Ausgabe 02/2024
Empörungstheater
Die gute Nachricht zuerst: Niemand hat die Absicht, das Streikrecht abzuschaffen. Darüber sind sich alle Stimmungsmacher einig: Das Streikrecht ist ein hohes Gut. Es wird sogar sehr hoch gesetzt und nicht in Reichweite von kampflustigen Beschäftigten aufbewahrt. Dieses Recht ist ein bisschen wie das von Oma geerbte Porzellanservice, steht im Glasschrank zur Schau, ist aber zu wertvoll, um gebraucht zu werden. Wobei: Nach anderen Darstellungen sind Streiks eher mit Atombomben vergleichbar. Sie dienen allein der Abschreckung. Man droht zwar damit, denkt aber nicht daran, die Drohung wahr zu machen, es sei denn „als letztes Mittel“ und dann mit der Angst, sich angreifbar zu machen und einen furchtbaren Gegenschlag zu riskieren. Also nein, nicht nach Abschaffung ruft der Chor der Empörten, sondern nach „Anpassung“ bzw. „Modernisierung“ – was erfahrungsgemäß fast noch bedrohlicher klingt. Wie das gehen soll, ist rätselhaft. Schließlich werden Streiks in Deutschland bereits so restriktiv gegängelt wie in kaum einem anderen Land, Diktaturen einmal ausgenommen. Trotzdem hätten es zwei extremistische Gewerkschaftschefs geschafft, das ganze Land zu blockieren (wohlgemerkt: nicht die Belegschaften, offenbar sind die Köpfe der empörten Stimmungsmacher heute noch vom Führerprinzip besessen). Und das für unerhört radikale Forderungen wie die 35-Stundenwoche.

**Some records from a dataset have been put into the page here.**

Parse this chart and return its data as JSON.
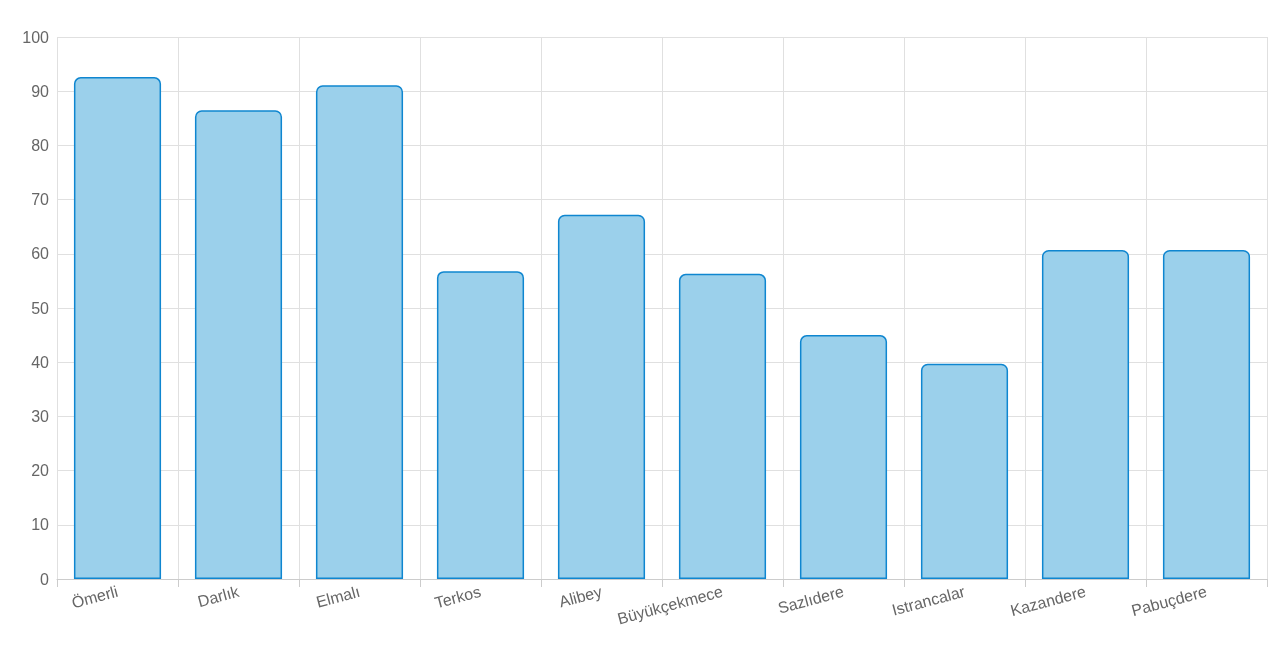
{
  "chart_data": {
    "type": "bar",
    "categories": [
      "Ömerli",
      "Darlık",
      "Elmalı",
      "Terkos",
      "Alibey",
      "Büyükçekmece",
      "Sazlıdere",
      "Istrancalar",
      "Kazandere",
      "Pabuçdere"
    ],
    "values": [
      92.6,
      86.5,
      91.1,
      56.8,
      67.2,
      56.3,
      45.0,
      39.7,
      60.7,
      60.7
    ],
    "color": "#9bd0eb",
    "ylim": [
      0,
      100
    ],
    "yticks": [
      0,
      10,
      20,
      30,
      40,
      50,
      60,
      70,
      80,
      90,
      100
    ],
    "grid": true
  }
}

Wenn wenigstens in der Nacht gestreikt würde, wenn alle schlafen! Aber nein, die Unruhestifter machen von ihrem Recht auf eine Weise Gebrauch, dass die Öffentlichkeit es auch spürt und damit Druck auf die Vorstände ausgeübt wird. Das nennt sich nicht mehr Streik, sondern, ja, Terrorismus! In Der Spiegel wird ein Berater der Polizei gefragt: „Sie haben für das BKA und Interpol schon mit Geiselnehmern und Erpressern verhandelt. Was raten Sie der Deutschen Bahn?“ Doch natürlich werden Gewerkschaftszentralen von keiner Antiterroreinheit gestürmt. Bald werden alle wieder am Verhandlungstisch sitzen und die Züge nicht mehr wegen Streiks, sondern wie gehabt aufgrund einer Signalstörung ausfallen. Aber darum geht es nicht. Sondern um Stimmungsmache. Der Ofen wird heiß gemacht, in dem die AfD ihre Brötchen backen wird.